The detective shook his head. ‘Nothing at the time. It was too much of a reach to think that Ryo had killed his father just because he wanted the money.’
‘By “at the time” I take it you mean you found something later?’ Kazunari said, leaning forward, but Sasagaki waved him back with his hands.
‘Be patient, I’ll get there. Just let me tell it in order. Basically, my own little private investigation fell apart at that point, but I kept tabs on Ryo and Yukiho. Not that I was on stakeout, mind you, but I made a point of asking around every once in a while to see how they were coming along, what schools they were going to, trying to keep a general picture forming in my head. I was sure I’d find the two of them together at some point.’
‘Did you?’
Sasagaki gave a long sigh. ‘It took a long time. No matter which way you looked at it, they were complete strangers.’
‘But something happened?’
‘In their last year of middle school.’ Sasagaki stuck a finger into his box of cigarettes to find it empty. Kazunari opened the crystal case of cigarettes on the table. It was filled to the brim. Sasagaki nodded in thanks and took one.
‘Does this have anything to do with the attack on Yukiho’s classmate?’ Kazunari asked as he lit Sasagaki’s cigarette for him.
The detective looked at him. ‘You know about that?’
‘I heard about it from Mr Imaeda.’
Kazunari told the detective what Imaeda had told him, about the middle-school rape, and Yukiho being the one who discovered the victim. He added his own experience when he was in college and mentioned that Imaeda had suspected the connection might be Yukiho.

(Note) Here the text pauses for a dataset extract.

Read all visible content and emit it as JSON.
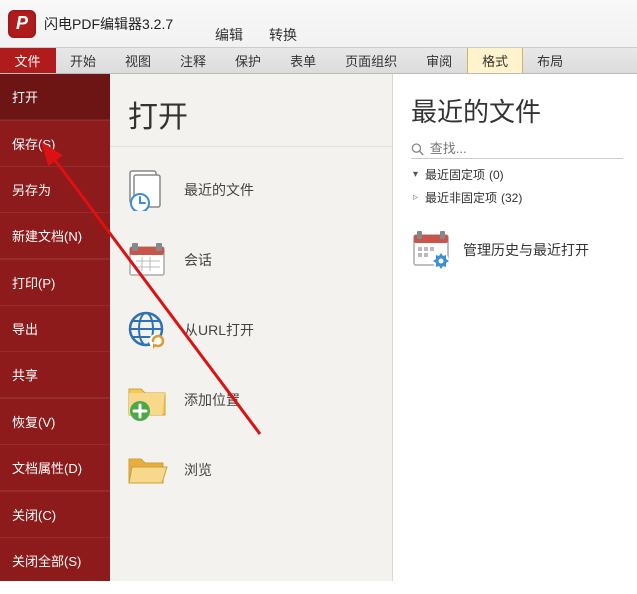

‘He was a good private eye, then. I’m surprised he went that deep. Yes, that was the incident in question. Of course, I was looking at it from a slightly different angle from Mr Imaeda. The perpetrator was never caught, you see, but there was a suspect – another kid in the same grade. Except, he had an alibi and was cleared of suspicion. The problem was who the suspect was and whose testimony gave him an alibi.’ Sasagaki breathed out a stream of silky smoke. The cigarettes were much more expensive-tasting than the ones he smoked. ‘The suspect’s name was Fumihiko Kikuchi, the older brother of the kid who found the pawnbroker’s body. And the person to give the testimony establishing his alibi was none other than Ryo Kirihara.’
Kazunari gaped.
‘Curious, right?’ Sasagaki said. ‘I found it hard to brush off as mere coincidence.’
‘But what does it mean?’
‘Well, I only heard about the rape a year after it happened, from Fumihiko Kikuchi himself. I had followed up with the family concerning the previous case a few times, so I knew both of the Kikuchi brothers pretty well. It was on one of those visits when we got to talking and he brought it up.

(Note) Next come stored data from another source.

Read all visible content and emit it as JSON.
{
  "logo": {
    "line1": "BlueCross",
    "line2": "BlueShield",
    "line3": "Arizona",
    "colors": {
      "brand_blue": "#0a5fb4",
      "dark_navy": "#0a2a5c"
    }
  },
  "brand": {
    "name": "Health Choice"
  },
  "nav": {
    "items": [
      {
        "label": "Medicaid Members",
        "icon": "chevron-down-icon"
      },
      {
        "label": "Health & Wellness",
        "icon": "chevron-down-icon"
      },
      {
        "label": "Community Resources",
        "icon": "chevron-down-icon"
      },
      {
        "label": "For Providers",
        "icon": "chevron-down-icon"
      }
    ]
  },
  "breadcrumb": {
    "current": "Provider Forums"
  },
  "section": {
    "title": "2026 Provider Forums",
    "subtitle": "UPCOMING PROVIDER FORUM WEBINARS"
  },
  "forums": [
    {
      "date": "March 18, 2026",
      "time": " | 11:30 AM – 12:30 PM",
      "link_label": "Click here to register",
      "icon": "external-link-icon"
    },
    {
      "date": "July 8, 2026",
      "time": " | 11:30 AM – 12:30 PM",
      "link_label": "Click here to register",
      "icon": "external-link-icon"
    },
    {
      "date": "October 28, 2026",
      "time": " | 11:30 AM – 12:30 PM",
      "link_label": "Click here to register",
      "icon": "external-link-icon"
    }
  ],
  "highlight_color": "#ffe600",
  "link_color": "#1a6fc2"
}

‘To sum it up, when the rape happened, Fumihiko had been watching a movie. He didn’t have any proof at first, but then Ryo Kirihara came to his rescue. There was a small bookshop across the street from the movie theatre and Ryo said he had been there with another friend and just happened to see Fumihiko going into the theatre. The officer taking the testimony checked it out with a friend, too, and decided it was true.’
‘So he was let go.’
‘He was. Fumihiko thought he just got lucky. But then, a little while later, he got a call from Ryo telling him he’d better be grateful and not to think about doing anything rash.’
‘What did he mean by that?’
‘Fumihiko had recently come into possession of a certain photograph that he thought showed Ryo’s mom and an employee at the pawnshop having an affair. He said he’d shown it to Ryo.’